Currently, Iran has not presented any grand strategy that complements China’s development-oriented policies to the region or the world, rendering Iran a marginal partner for China.

This is despite Iran’s potential—both economically and in political and security terms—being greater than that of all regional countries for cooperation. We share significant civilizational ties with China, and the documented history of Iran-China relations dates back over two thousand years, with the actual history likely being far older. However, until Iran establishes itself as a serious, development-oriented actor with initiatives and grand strategies, it will not be attractive to other countries, and its potential, no matter how significant, will remain unrealized.

Thus, it is natural that China is unwilling to incur costs by supporting Iran, as politics is the realm of on-the-ground realities.

We must understand that tolerance and adaptability have historically been dominant in our country’s culture, and Iran’s resilience over thousands of years stems from its flexibility in the face of events. The wealth and power of Iran over centuries have been driven by this spirit of global engagement, with the Silk Road being a prime example.

Unfortunately, Iran today is perceived in the international arena as a country intent on challenging the international order, which increases the cost of cooperation with us, particularly for a country like China that seeks to strengthen the “China brand” as a development-oriented nation committed to the international order.

Q7. One of the expectations Iranians have from China is the enhancement of Iran’s defense infrastructure and equipment. Why don’t the Chinese provide Iran with advanced military equipment, as they do for Pakistan?

A7. Naturally, reaching such a stage with China requires Iran to be recognized as a normal actor in the international arena. You mentioned Pakistan, which is an excellent example. Despite its rivalry with India, which is an existential and inherent conflict, the two countries maintain open embassies and diplomatic relations.

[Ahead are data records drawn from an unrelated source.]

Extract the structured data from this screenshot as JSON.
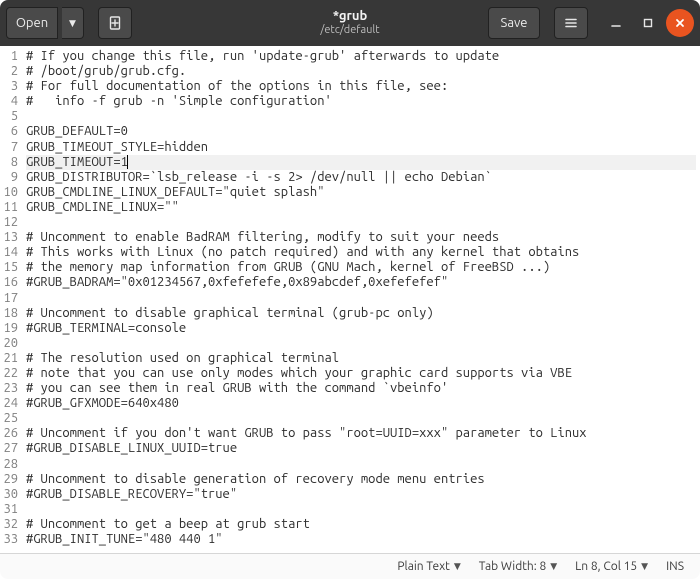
{
  "header": {
    "open_label": "Open",
    "save_label": "Save",
    "title": "*grub",
    "subtitle": "/etc/default"
  },
  "editor": {
    "cursor_line": 8,
    "lines": [
      "# If you change this file, run 'update-grub' afterwards to update",
      "# /boot/grub/grub.cfg.",
      "# For full documentation of the options in this file, see:",
      "#   info -f grub -n 'Simple configuration'",
      "",
      "GRUB_DEFAULT=0",
      "GRUB_TIMEOUT_STYLE=hidden",
      "GRUB_TIMEOUT=1",
      "GRUB_DISTRIBUTOR=`lsb_release -i -s 2> /dev/null || echo Debian`",
      "GRUB_CMDLINE_LINUX_DEFAULT=\"quiet splash\"",
      "GRUB_CMDLINE_LINUX=\"\"",
      "",
      "# Uncomment to enable BadRAM filtering, modify to suit your needs",
      "# This works with Linux (no patch required) and with any kernel that obtains",
      "# the memory map information from GRUB (GNU Mach, kernel of FreeBSD ...)",
      "#GRUB_BADRAM=\"0x01234567,0xfefefefe,0x89abcdef,0xefefefef\"",
      "",
      "# Uncomment to disable graphical terminal (grub-pc only)",
      "#GRUB_TERMINAL=console",
      "",
      "# The resolution used on graphical terminal",
      "# note that you can use only modes which your graphic card supports via VBE",
      "# you can see them in real GRUB with the command `vbeinfo'",
      "#GRUB_GFXMODE=640x480",
      "",
      "# Uncomment if you don't want GRUB to pass \"root=UUID=xxx\" parameter to Linux",
      "#GRUB_DISABLE_LINUX_UUID=true",
      "",
      "# Uncomment to disable generation of recovery mode menu entries",
      "#GRUB_DISABLE_RECOVERY=\"true\"",
      "",
      "# Uncomment to get a beep at grub start",
      "#GRUB_INIT_TUNE=\"480 440 1\""
    ]
  },
  "status": {
    "syntax": "Plain Text",
    "tab_width_label": "Tab Width: 8",
    "position": "Ln 8, Col 15",
    "insert_mode": "INS"
  }
}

Compare this to Iran, which has had no diplomatic relations with a country like the U.S. for decades, and due to some past radical actions, an unreasonable image of our country has unfortunately been portrayed.

These are critical issues that we must address and seek to rectify.

Today, we need a form of rebranding for Iran’s image and must adopt new policies to create the conditions for strategic cooperation with global powers.

Providing advanced military equipment to Iran requires us first to establish strategic relations with China and ensure that the Chinese do not perceive that we would use this equipment to challenge the U.S. without adhering to international order and security. Such actions would also reflect on China’s record, which is entirely inconsistent with China’s grand policies and its peaceful rise approach.

Thus, we conclude that Iran’s type of engagement and its integration into the international order, which China considers itself a guardian of, are prerequisites for forming strategic relations with China and, subsequently, high-level military cooperation. This has been emphasized by the Chinese in various meetings and should be taken seriously by us as well.